I will try and make this as concise as I can;
The hotel in which I currently work does not look at pricing/rate structures from a break-even point of view. We rely on historical data to track demand periods and use discounts off our rack rate to encourage demand when necessary (also known as BAR - Best Available Rate). This is all apart from contracted wholesale or corporate rates that we must accept regardless of occupancy levels.
We also prefer to let a room go empty than sell it a discounted rate that is below our set minimums as this can negatively affect our efforts to raise rates when needed (similar to how some airlines will not upgrade someone from Y to J becuase a seat is empty a la SQ, CX).
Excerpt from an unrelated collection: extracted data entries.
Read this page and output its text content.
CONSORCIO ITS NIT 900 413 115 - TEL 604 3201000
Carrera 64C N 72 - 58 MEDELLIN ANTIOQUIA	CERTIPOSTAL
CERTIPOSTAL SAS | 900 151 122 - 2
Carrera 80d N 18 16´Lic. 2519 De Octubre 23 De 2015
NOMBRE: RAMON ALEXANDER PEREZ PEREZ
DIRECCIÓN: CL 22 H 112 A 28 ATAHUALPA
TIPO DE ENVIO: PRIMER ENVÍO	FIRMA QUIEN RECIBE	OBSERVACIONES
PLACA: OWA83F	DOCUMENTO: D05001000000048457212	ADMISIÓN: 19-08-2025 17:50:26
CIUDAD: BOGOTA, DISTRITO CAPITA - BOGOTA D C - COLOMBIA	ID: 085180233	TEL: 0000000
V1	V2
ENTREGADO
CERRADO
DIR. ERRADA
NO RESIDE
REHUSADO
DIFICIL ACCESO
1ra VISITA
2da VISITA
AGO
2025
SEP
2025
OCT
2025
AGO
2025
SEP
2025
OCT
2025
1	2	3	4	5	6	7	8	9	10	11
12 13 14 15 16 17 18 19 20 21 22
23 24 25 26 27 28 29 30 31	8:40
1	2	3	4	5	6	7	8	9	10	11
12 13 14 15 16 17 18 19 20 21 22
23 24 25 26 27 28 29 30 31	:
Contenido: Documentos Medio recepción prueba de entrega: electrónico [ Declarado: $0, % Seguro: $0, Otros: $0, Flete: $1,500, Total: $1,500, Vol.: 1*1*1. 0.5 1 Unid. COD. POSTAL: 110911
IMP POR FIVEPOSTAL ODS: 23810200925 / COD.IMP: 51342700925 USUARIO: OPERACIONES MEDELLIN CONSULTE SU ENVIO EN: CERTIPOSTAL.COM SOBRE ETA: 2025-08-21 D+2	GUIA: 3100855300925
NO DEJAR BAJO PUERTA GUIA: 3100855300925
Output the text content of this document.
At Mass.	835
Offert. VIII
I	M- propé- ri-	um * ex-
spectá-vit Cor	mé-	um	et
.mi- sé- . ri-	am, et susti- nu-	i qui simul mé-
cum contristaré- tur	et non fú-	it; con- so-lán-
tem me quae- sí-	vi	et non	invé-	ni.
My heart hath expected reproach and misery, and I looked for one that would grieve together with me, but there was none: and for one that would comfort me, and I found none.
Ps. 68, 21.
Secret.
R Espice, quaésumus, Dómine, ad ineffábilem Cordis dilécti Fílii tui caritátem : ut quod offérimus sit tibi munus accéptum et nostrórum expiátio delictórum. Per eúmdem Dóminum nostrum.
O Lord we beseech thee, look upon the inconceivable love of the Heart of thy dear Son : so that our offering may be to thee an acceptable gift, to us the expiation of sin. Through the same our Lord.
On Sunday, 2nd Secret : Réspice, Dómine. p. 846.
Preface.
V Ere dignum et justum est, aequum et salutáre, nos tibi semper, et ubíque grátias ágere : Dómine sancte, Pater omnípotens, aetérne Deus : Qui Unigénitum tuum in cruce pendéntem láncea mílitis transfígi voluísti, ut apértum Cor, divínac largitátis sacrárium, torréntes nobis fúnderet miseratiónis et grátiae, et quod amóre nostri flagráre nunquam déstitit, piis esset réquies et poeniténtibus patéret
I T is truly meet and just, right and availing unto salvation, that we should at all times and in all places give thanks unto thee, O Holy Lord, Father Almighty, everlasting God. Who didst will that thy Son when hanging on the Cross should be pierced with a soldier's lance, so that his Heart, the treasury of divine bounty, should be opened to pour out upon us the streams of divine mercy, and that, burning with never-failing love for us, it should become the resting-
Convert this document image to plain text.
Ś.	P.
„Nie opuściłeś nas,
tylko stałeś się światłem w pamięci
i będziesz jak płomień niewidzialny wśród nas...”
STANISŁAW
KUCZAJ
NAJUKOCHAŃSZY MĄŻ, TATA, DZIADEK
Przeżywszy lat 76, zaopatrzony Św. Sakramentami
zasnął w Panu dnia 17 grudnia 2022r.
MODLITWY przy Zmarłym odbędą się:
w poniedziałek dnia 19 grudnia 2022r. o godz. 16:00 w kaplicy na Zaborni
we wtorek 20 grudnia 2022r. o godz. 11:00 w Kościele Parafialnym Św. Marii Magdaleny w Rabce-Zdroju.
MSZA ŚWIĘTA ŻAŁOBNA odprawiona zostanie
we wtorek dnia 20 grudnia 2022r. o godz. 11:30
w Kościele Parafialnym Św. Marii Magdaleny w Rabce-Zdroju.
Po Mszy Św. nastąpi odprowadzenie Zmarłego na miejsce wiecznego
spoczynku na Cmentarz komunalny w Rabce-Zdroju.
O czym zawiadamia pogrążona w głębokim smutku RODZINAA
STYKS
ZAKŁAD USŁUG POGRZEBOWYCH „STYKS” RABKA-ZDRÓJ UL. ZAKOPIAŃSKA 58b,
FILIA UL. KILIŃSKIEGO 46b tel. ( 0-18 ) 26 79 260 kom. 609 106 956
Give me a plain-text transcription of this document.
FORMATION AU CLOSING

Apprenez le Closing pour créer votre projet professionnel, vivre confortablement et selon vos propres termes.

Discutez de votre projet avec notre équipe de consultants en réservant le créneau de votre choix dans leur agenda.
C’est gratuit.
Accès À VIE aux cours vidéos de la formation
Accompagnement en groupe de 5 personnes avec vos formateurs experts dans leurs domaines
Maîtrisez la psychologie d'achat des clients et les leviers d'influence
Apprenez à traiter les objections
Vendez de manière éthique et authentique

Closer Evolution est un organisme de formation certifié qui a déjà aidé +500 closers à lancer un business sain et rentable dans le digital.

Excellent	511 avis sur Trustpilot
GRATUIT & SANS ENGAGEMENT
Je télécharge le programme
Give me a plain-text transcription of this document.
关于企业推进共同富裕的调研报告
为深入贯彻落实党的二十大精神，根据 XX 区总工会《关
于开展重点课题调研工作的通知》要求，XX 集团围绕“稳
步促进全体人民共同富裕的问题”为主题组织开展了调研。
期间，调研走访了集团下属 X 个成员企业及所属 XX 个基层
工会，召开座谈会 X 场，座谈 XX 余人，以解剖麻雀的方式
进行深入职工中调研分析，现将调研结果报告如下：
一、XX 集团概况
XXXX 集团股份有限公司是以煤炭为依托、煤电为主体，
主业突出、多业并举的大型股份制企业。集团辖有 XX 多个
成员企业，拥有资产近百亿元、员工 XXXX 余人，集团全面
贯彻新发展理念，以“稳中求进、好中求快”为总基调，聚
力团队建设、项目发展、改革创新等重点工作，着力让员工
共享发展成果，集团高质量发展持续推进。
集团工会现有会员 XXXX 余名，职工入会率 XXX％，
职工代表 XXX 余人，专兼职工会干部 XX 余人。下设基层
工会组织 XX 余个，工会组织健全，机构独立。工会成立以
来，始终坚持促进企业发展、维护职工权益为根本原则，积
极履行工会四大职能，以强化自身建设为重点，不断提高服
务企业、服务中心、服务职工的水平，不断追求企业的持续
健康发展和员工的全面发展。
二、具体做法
Competitor rates are also monitored, particularly during high demand periods.
We are measured by total revenue, occupancy and REVPAR, with total revenue our main focus, within the standards set by the brand.
Displacement refers mostly to groups - for example I will calculate the revenue a lower-rated group will displace against the possibility that the hotel will fill these rooms with higher-rated FIT guests closer to the arrival date. Potential F&B revenue is also considered.
This is just scraping the tip of the iceberg - it is a very detailed and complicated process that manages to confuse most guests when I have discussed the subject with them. Happy to discuss further if anyone has questions although my experience is mostly in Asia/Pacific resorts and may not be relevant to current practices in the US.